Managing A for Anger

“It Can’t Be You” said the man and I smiled at him. I was getting used to this. My debut novel, a psychological thriller called ” It Can’t Be You” had just been published. I was happy it was doing very well. I had come in for a fair bit of good natured ribbing about the title. In fact I changed my Twitter profile to say “Thriller Writer. My friends say ‘It Can’t Be You”! A few days later the same person met me and said “I am very interested in your book. I want to meet you and buy a copy. In fact I want to write a book, too. Can I drop in some time and chat with you?” I said “Sure, anytime. I would be glad to help”. Each time we met after that, he said “It Can’t Be You”. It was fun the first few times but subsequently it began to jar on me. Perhaps I was more annoyed because the same man had once asked me “What time is your book launch today? I must attend and buy your book”. He didn’t show up but I didn’t particularly mind because many others did and they bought the book.

Ever since then, for reasons best known to him, whenever he sees me he says “It Can’t Be You”. Always a bit short-tempered, my blood boils and I feel like snapping at him because it is no longer a joke. For Christ’s sake, we aren’t school kids now. We are grandfathers! The other day when again he said “It Can’t Be You” I almost lost it but managed to control myself.  I merely said “You seem to have made this some form of greeting, just as others say “Good Morning” or “Good Evening!”. He gave a sheepish smile but didn’t say anything.

Whether it’s his sense of humor (would you call it that?) or his insensitivity or plain cussedness, it angers me no end. I think I enjoy a joke as much as anyone else but this has gone beyond childish baiting. I told my wife “I think if I don’t react he will continue to bug me. It’s the story of the old school bully all over again. Let me talk to him and tell him straight that I find this behaviour unacceptable”. “He doesn’t work for you” said my wife. “He isn’t some one in your organization you can lecture to. If you react he will tell every one that you made a mountain of a mole hill. He will say it was a harmless joke. Relax and don’t make a scene.” “Do I do nothing then? Do I still quietly while he has his fun at my expense?” I asked, getting hot under the collar. “ I never said you shouldn’t react” said my wife. “I said don’t get visibly angry and pick up a scrap. Just ignore him. Act as if he doesn’t exist. Don’t even look at him”.

Much against my will, I listened to my wife. By the way, I listen to her most of the time! She was right once again. The next time I saw that man, I walked past looking somewhere else. On another occasion, I looked at my cell phone  and avoided eye contact.

It seems to have worked. At least for the last two occasions when I have seen him, he has not said “It Can’t Be You”. I must remember to thank my wife for this lesson in Managing – A for Anger.

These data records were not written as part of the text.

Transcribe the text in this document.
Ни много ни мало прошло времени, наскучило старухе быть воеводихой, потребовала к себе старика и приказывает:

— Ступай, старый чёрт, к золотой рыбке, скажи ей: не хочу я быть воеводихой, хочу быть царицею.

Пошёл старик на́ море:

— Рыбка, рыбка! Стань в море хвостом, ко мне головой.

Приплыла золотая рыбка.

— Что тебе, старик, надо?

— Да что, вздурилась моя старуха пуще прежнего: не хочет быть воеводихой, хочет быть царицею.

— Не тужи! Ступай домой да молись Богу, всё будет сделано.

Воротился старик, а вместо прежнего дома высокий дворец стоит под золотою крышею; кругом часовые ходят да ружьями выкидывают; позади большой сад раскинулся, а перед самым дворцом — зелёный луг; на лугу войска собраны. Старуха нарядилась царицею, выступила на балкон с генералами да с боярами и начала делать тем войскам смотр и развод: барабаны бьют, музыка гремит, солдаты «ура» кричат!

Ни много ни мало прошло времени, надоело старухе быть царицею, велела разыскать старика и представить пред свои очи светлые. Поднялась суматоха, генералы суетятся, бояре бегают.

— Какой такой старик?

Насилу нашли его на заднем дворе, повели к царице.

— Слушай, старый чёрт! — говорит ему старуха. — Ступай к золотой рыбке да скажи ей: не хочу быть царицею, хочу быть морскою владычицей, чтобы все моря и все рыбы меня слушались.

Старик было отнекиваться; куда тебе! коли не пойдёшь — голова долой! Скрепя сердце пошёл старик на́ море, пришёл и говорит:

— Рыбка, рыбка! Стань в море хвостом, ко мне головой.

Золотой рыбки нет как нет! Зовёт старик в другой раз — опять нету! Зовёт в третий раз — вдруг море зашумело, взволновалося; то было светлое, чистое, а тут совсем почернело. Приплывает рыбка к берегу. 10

10 thoughts on “Managing A for Anger

  1. Anger management is an issue with me too! Just like you, my spouse is very supportive and helpful, and that helps me cool down quite a bit.

  2. Wow, it seems rather juvenile to continue saying something like that. And who thinks that’s funny over and over? It makes me think of the movie “Groundhog Day” when he runs into Ned, or whatever his name happens to be. I’m glad your wife was able to help you solve the problem, and hope it sticks.

    Also, good luck with the A to Z Challenge!

  3. Welcome to the challenge!
    It’s great you listen to your wife 🙂 and she’s right, most of these people are just looking for attention, any kind of attention, and the best thing you can do is not to give it to them. Great example!

  4. Oh, that was good! I see how it was funny and creative at first, but that would drive me crazy after awhile too! Good job with managing your anger AND fixing the problem!